In the opening match of the this year’s Copa, Guardiola started two B team players, gave Fontas his first opportunity to play in nearly two months, and started Maxwell at left back. Otherwise, the Barcelona team that faced third division L’Hospitalet, was largely composed of the the top first team players available given that a number of players had already left for international duty.
As such, one would have expected Barça to come out and dominate the match, winning it easily. And in certain ways that’s what happened. Barcelona completely controlled the ball, dominating possession and the dynamics of the match. At the same time however, the match turned into a grind as Barça struggled to translate that dominance of possession into dangerous opportunities and goals.
Overall, the match had the feeling of one of those contests that invariably come about over the course of a long season. Barça played their game comfortably but simply lacked the energy and sharpness they play with when they are in form as a team. In turn they were unable to inflict significant damage. No squad can remain in perfect form all season long. And in a Copa Del Rey game moved forward a month due to the Club World Championship that is being played as the last fixture before the international break against a third division side, a muted performance was always possible. On the whole, it was just one of those sluggish matches in a long season that a team has to simply obtain a result and get through.
But given that Pep elected to use most of his available top line players and Barça’s recent concerning form away from home, this match continued to leave open certain questions that have arisen so far this season. Most of these questions are likely temporary or the function of the small sample of games that has been played to date. Nonetheless, those questions are currently present and will persist until the team starts playing regularly with the cutting edge they’ve achieved with such consistent brilliance under Guardiola.
Given that the South American based internationals and U-21 Spanish players were unavailable due to the upcoming country competitions, Guardiola didn’t have his full team to chose from. This was an odd Copa match. Originally scheduled to be played a month from now, it had to be moved to this earlier date due to the Club World Cup schedule.

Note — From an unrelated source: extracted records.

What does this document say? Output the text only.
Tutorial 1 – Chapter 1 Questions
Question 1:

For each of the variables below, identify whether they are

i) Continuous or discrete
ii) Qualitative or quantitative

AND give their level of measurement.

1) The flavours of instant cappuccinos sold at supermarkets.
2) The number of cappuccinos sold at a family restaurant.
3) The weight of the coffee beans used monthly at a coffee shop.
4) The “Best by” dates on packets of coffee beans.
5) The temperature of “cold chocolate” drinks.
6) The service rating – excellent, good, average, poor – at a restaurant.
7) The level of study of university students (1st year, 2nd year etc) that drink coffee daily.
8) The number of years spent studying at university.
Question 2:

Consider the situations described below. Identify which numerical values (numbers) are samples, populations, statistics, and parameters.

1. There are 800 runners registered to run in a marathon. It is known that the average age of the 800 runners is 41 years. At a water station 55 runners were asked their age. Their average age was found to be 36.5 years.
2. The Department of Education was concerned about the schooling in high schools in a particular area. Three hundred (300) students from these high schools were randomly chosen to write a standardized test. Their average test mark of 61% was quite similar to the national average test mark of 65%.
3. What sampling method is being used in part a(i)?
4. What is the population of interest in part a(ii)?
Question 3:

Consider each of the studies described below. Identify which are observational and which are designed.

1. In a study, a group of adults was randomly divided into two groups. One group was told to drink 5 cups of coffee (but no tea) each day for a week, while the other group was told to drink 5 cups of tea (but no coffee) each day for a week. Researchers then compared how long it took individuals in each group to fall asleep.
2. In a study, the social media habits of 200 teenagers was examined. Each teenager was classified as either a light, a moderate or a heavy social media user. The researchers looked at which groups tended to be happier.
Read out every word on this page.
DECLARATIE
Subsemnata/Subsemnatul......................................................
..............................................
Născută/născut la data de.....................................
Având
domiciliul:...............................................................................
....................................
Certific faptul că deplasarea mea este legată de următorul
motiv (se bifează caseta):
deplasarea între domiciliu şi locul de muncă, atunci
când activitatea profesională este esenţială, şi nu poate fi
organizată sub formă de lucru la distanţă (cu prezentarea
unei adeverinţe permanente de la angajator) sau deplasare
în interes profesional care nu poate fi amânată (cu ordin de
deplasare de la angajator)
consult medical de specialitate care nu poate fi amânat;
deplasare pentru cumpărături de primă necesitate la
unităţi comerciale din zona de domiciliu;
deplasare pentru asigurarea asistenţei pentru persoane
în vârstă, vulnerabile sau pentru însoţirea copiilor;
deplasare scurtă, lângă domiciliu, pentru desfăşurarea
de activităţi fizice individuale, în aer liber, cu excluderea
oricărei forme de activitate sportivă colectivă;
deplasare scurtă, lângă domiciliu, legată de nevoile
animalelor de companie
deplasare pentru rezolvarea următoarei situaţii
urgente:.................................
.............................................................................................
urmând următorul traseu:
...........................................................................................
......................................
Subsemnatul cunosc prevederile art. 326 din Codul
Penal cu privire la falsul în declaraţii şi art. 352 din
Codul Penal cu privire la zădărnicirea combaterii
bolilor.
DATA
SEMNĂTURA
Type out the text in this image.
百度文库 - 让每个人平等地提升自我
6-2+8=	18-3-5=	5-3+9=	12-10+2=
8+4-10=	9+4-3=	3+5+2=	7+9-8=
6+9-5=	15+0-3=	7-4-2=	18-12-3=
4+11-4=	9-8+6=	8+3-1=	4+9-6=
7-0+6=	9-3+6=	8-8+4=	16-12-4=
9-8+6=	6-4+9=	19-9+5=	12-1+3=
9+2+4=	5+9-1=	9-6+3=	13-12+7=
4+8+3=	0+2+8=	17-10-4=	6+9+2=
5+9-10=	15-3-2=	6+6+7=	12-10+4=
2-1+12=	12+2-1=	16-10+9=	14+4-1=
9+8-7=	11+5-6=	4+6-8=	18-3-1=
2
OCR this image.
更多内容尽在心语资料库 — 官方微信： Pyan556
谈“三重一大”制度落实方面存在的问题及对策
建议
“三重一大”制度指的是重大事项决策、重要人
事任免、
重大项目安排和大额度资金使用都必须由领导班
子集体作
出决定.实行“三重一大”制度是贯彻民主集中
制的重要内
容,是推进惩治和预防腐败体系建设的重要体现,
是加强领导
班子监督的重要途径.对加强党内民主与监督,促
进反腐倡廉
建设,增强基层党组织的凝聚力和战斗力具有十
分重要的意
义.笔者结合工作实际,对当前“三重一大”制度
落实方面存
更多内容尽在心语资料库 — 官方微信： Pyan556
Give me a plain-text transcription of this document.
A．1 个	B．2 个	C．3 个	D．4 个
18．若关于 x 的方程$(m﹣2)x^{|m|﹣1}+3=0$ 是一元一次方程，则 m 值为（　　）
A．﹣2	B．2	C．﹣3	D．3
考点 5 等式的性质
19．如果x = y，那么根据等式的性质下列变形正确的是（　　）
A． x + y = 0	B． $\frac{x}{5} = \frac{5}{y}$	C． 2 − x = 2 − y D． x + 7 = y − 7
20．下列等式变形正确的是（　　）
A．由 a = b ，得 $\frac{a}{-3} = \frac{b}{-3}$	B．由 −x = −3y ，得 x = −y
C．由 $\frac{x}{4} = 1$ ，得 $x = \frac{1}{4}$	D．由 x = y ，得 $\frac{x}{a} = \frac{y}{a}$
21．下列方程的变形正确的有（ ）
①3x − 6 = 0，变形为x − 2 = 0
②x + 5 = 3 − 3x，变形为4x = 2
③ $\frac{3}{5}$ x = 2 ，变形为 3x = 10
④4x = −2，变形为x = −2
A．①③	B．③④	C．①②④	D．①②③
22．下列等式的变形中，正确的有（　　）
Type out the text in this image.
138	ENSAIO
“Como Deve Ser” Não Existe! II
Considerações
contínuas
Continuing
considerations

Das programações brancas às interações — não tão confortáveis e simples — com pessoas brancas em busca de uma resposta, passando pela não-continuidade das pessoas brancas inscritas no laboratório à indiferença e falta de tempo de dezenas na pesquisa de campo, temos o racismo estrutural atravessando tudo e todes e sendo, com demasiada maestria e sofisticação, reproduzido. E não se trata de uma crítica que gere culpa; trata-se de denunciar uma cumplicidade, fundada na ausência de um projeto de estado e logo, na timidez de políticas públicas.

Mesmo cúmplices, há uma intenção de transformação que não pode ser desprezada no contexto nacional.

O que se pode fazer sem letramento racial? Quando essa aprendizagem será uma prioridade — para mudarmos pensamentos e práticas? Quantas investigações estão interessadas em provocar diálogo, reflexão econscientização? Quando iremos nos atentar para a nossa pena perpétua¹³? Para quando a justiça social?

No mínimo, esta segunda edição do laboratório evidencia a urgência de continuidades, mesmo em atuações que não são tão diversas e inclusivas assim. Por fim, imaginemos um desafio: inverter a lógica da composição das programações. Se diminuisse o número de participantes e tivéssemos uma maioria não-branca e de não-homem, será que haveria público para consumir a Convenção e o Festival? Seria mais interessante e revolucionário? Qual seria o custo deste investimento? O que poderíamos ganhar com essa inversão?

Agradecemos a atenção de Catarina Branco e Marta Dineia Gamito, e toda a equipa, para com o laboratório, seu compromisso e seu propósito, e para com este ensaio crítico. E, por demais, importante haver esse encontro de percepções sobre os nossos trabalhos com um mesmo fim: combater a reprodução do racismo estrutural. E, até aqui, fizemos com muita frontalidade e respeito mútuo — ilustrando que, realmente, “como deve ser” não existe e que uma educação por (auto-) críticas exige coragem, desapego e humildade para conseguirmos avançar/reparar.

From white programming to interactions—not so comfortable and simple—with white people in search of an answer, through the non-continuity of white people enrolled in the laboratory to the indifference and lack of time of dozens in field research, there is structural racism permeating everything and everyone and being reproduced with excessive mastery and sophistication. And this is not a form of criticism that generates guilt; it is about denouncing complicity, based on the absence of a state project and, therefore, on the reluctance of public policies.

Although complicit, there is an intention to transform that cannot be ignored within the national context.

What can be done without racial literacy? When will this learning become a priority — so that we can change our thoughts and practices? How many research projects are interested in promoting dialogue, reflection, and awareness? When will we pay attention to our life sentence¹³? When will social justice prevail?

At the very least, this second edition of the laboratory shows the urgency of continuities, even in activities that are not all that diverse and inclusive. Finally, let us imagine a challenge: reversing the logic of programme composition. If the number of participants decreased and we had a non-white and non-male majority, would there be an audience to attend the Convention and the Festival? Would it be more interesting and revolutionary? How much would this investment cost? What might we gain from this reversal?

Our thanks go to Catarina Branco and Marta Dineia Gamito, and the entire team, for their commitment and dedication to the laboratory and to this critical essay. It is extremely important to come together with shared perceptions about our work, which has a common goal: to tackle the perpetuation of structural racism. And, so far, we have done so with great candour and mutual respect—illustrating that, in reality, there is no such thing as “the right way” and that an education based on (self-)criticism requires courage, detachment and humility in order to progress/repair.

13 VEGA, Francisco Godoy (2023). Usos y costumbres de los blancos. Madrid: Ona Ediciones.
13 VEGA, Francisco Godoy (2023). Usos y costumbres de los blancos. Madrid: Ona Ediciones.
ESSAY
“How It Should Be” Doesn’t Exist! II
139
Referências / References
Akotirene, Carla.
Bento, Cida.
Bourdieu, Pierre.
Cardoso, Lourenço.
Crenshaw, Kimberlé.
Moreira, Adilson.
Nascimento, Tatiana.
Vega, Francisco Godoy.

Despite the missing players, Guardiola still had numerous options to select from and he decided to field a very strong line up, one that was almost as close to a full first team as he could given the missing players. Busquets and Abidal were the only regulars not to start and Busquets would later enter the game as a substitute.
Copa rules require that at least seven first team players start each match. Guardiola chose nine first team players. There’s likely multiple reasons for why Pep decided to field such a strong team – but one could have been the upcoming Copa schedule. The second leg of the L’Hospi tie is scheduled to be played at Camp Nou only a few days after Barça returns from the Club World Cup in Japan. Winning this game and doing so convincingly would allow Pep to rest players in that second leg when they will likely be exhausted as a team and reentering La Liga competition.
The Story of the Match: Barça’s Limited Direct Play
Barça controlled the ball and ultimately shaped the nature of the match. However, they were unable to decisively control the result primarily because their attack devolved into too much indirect play.
With its tiki-taka approach, Barça is always challenged with balancing one touch play underpinned by the philosophy of “receive pass, offer” with more direct forms of attack. In this match that balance was lost and too much of the attack was oriented through indirect play. Coupled with L’Hospi’s ability to maintain shape and discipline a narrow 1-0 score was the outcome of what on face value seemed a completely one sided contest.
It is always difficult to draw conclusions from any one match that are widely generalizable. However, part of what made yesterday’s match interesting was the absence of Messi. Given how many minutes he plays we rarely get to see the squad play without him. As such, though it’s only one game, it is worth considering the match in relation to certain issues that have arisen this season with regards to Messi’s role and function on the team.
Squads with historically great player will almost invariably go through periods when questions are raised as to whether or not they are too dependent on that foundational talent. Barça and Messi have been no exception. Messidendencia as we affectionately refer to it. While the notion has come up often in past seasons, this year it has come back to the forefront due to the proportion of the teams goals Messi has scored.
And it’s true. The team this season has been disproportionately dependent on Messi as goal scoring from the other forwards has collapsed. The key question to ask with regards to this overreliance on Messi is whether it is a problem or a symptom of other problems. Is it a cause or an effect?
For example, recently there’s been a great deal of conversation and rumor about Villa and Messi having “problems.” The general notion has been that Villa’s lack of scoring has been related to him trying to adjust to how Messi plays and his difficulty in playing a secondary role. From this point of view, Messi dominance of the team scoring is a primary issue, one that is complicates the performance of other players.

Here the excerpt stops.